While the search query for 'what is the drug DPD' stems from a misunderstanding, it reveals a critical topic in modern oncology. DPD is an enzyme whose function dictates how patients metabolize specific chemotherapy drugs. DPD deficiency, a genetic condition, can lead to severe drug toxicity. Through pharmacogenomic testing, healthcare providers can identify at-risk patients and personalize treatment plans to avoid dangerous side effects, exemplifying the move toward safer and more effective cancer care. The updated drug labeling from agencies like the FDA further emphasizes the importance of screening for DPD deficiency before initiating treatment with fluoropyrimidines.

Frequently Asked Questions

No, DPD is not a drug. It is an enzyme called Dihydropyrimidine Dehydrogenase. A different acronym, DPd, refers to a specific combination of chemotherapy drugs for multiple myeloma.

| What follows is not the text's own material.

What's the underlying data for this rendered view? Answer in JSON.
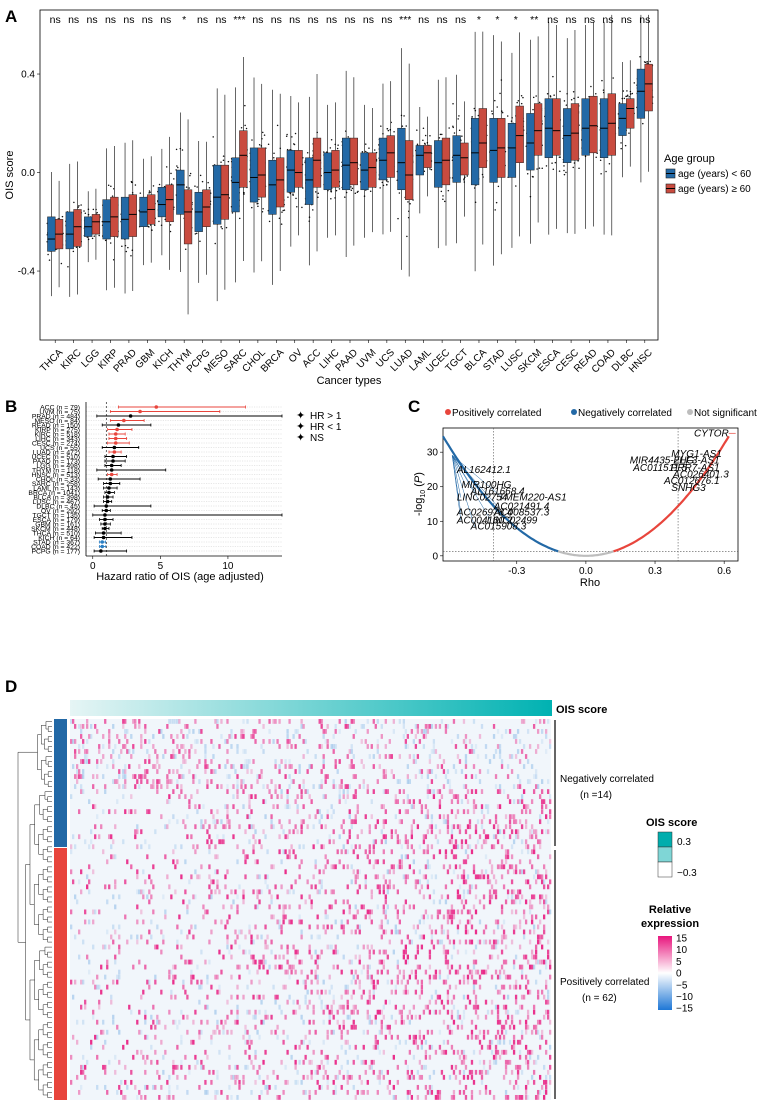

DPD deficiency is a genetic condition caused by variations in the DPYD gene that result in low or no Dihydropyrimidine Dehydrogenase enzyme activity. This impairs the body's ability to metabolize certain chemotherapy drugs.

DPD deficiency most notably affects the metabolism of fluoropyrimidine drugs, including 5-fluorouracil (5-FU) and capecitabine.

If a patient with DPD deficiency receives a standard dose of a fluoropyrimidine drug, the drug will accumulate to toxic levels. This can cause severe, and sometimes fatal, side effects like mucositis, diarrhea, and low blood cell counts.

Testing can be done by genotyping (analyzing the DPYD gene for variants) or phenotyping (measuring the DPD enzyme's activity level in the blood).

DPD deficiency itself cannot be cured, but the risk of drug toxicity can be managed. For partial deficiency, doctors can reduce the chemotherapy dose. Patients with a complete deficiency are typically given alternative, non-fluoropyrimidine treatments.

While severe DPD deficiency is rare, a significant portion of the general population (approximately 3–5%) has a partial deficiency, which still puts them at risk for severe side effects from fluoropyrimidine chemotherapy.

No. Topical fluorouracil preparations, used for conditions like actinic keratosis and warts, are not affected because very little of the medication is absorbed into the bloodstream.